The headline and the lead were plural, however, and only one rest stop was referenced. And the columnist didn't bother to go and see the rest stop for himself, but rather wrote his column from his desk in the form of an answer to an e-mail, although he may have called and had a conversation with the person who sent the e-mail to verify that she existed and get a little more description.

The rest stop about which she complained is one that is dear to my heart. It's not a service plaza -- far from it. It has no facilities. And most of the time it's entrance to exit big rigs, and a regular little old car is lucky to find a nook between the 18-wheelers in which to squeeze for an hour or so. But many years ago when I was returning from an oral history interviewing trip I got caught in a terrible snowstorm, and I was able to ride it out in that very "Third World" rest stop.

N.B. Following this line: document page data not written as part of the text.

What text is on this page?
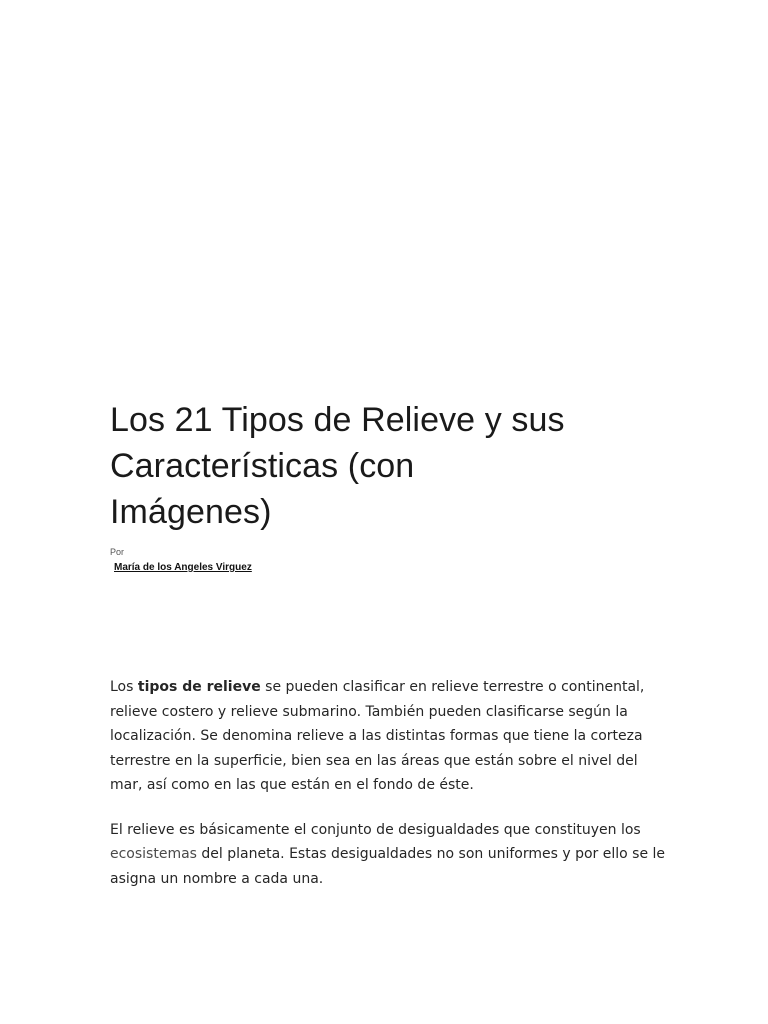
Los 21 Tipos de Relieve y sus
Características (con
Imágenes)
Por
María de los Angeles Virguez

Los tipos de relieve se pueden clasificar en relieve terrestre o continental, relieve costero y relieve submarino. También pueden clasificarse según la localización. Se denomina relieve a las distintas formas que tiene la corteza terrestre en la superficie, bien sea en las áreas que están sobre el nivel del mar, así como en las que están en el fondo de éste.

El relieve es básicamente el conjunto de desigualdades que constituyen los ecosistemas del planeta. Estas desigualdades no son uniformes y por ello se le asigna un nombre a cada una.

So I dug a little deeper into the column. The original e-mailer noted that she was returning from her daughter's wedding in the Outer Banks of North Carolina to her home in Ringwood. The rest stop in question is on Route 78. Wait a second, thought I, if she's coming from the Outer Banks to Ringwood, N.J., she would come right up the Route 95 corridor through Virginia, Maryland, Delaware and onto the New Jersey Turnpike. I'm not hurling accusations or anything, but this raised the possibility that she detoured over to Pennsylvania -- the "scenic route," so to speak -- to avoid paying the tolls.

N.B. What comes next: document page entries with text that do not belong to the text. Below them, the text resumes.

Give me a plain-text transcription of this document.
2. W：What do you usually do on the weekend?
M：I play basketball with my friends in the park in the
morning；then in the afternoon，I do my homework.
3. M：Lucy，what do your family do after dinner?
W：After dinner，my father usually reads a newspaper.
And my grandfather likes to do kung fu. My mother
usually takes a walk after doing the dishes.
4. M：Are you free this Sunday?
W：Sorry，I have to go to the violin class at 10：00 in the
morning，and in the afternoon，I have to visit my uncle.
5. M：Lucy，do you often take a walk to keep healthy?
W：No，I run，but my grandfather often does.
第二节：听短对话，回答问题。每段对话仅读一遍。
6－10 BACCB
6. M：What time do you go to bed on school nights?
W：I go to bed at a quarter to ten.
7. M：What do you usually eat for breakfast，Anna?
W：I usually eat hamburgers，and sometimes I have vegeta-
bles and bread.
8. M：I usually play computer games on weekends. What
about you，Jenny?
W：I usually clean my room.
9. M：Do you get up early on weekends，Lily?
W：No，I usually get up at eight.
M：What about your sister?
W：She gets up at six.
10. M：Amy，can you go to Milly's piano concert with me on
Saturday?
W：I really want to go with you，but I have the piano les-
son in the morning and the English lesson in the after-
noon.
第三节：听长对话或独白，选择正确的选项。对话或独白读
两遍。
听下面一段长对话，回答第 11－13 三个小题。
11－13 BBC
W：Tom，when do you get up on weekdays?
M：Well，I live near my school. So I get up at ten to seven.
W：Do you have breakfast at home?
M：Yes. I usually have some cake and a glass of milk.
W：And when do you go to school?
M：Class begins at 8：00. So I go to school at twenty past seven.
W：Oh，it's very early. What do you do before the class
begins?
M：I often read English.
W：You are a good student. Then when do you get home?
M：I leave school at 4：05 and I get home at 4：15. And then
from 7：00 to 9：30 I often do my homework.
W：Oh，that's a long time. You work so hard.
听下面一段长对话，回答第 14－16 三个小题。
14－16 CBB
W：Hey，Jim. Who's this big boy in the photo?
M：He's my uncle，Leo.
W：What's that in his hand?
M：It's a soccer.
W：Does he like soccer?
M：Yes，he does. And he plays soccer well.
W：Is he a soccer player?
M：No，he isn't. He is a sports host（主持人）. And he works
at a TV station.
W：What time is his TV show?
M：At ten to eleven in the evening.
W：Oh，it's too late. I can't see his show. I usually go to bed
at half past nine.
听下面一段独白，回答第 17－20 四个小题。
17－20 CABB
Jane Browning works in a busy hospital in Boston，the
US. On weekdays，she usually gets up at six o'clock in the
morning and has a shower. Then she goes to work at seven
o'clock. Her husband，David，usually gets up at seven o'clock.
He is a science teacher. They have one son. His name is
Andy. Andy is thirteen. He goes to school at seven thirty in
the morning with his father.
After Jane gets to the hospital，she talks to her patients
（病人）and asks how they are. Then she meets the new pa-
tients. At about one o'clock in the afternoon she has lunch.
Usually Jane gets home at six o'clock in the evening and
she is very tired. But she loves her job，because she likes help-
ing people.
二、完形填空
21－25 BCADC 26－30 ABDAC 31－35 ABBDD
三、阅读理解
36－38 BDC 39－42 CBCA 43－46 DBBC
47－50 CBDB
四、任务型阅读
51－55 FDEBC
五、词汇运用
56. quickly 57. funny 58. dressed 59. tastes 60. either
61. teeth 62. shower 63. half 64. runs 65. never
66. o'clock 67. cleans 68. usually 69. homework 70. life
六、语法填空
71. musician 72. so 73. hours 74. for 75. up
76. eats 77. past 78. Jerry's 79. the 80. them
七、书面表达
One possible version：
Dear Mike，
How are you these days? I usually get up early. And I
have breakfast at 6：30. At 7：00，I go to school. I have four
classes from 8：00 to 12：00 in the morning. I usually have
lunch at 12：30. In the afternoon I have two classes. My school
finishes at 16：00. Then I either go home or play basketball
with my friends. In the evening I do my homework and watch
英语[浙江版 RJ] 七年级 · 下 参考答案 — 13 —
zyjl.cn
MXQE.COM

I would at the very least have asked the columnist to check out this possibility. Nevertheless, I Mapquested the route from the Outer Banks to Ringwood and, lo and behold, there actually was a 4.3 mile stretch she would have driven on Route 78. This of course would have involved passing several excellent service plazas on the turnpike if she did indeed take that road more than halfway through New Jersey. But maybe it was a Sunday and she wanted to avoid the long gas lines and the long Starbucks line in the service plazas, or maybe she didn't feel the urge to pull into a rest stop until she was on Route 78.

I'm not even sure there is a rest stop along that stretch. Also, and I discovered this while researching the situation, while the sign indeed says "rest area," the rest stops on Route 78 -- and there are only three in New Jersey, two going west and one going east -- are not real rest stops but are "turnouts," or simply a place to park. If the truckers didn't have this option they would clog the exit ramps to get their mandated rest time. And if the turnout had restrooms, it would encourage use by more cars, which due to the small area would have to mingle with the trucks, creating a dangerous situation.

The reason the lack of facilities was mentioned in the email was because the writer witnessed a man urinating in the woods, and saw "evidence" that others had done the same on the pavement. I can't imagine what this "evidence" was, but that's neither here nor there. At least the fellow was pissing in the woods. This hardly, in my opinion, rates a "Third World" comparison. It isn't like he pissed on one of her tires. But I digress.

I was surprised at my passionate reaction to the misinformation in this column, but I attribute it to my fondness for that particular rest area, the failure of the columnist to know what the f*** he was writing about, and the failure of the copy desk to query him on what seemed to me some obvious difficulties with the column.

So I wrote a letter to the editor, and pointed out that if indeed this woman were avoiding paying tolls on the New Jersey Turnpike by detouring through Pennsylvania, she was cheating the state out of needed road funds and thus had no right to criticize the rest stops on its non-toll roads.

I pointed out to the editor of the letters page, who I used to fill in for, that if he printed my letter he might be fired, since I've been considered persona non grata by the management of this particular newspaper ever since I testified on behalf of a former colleague who was suing them for age discrimination. He still might print the letter which, if I know the paper's loyal letter to the editor writers, should stir up a wasp's nest of responses.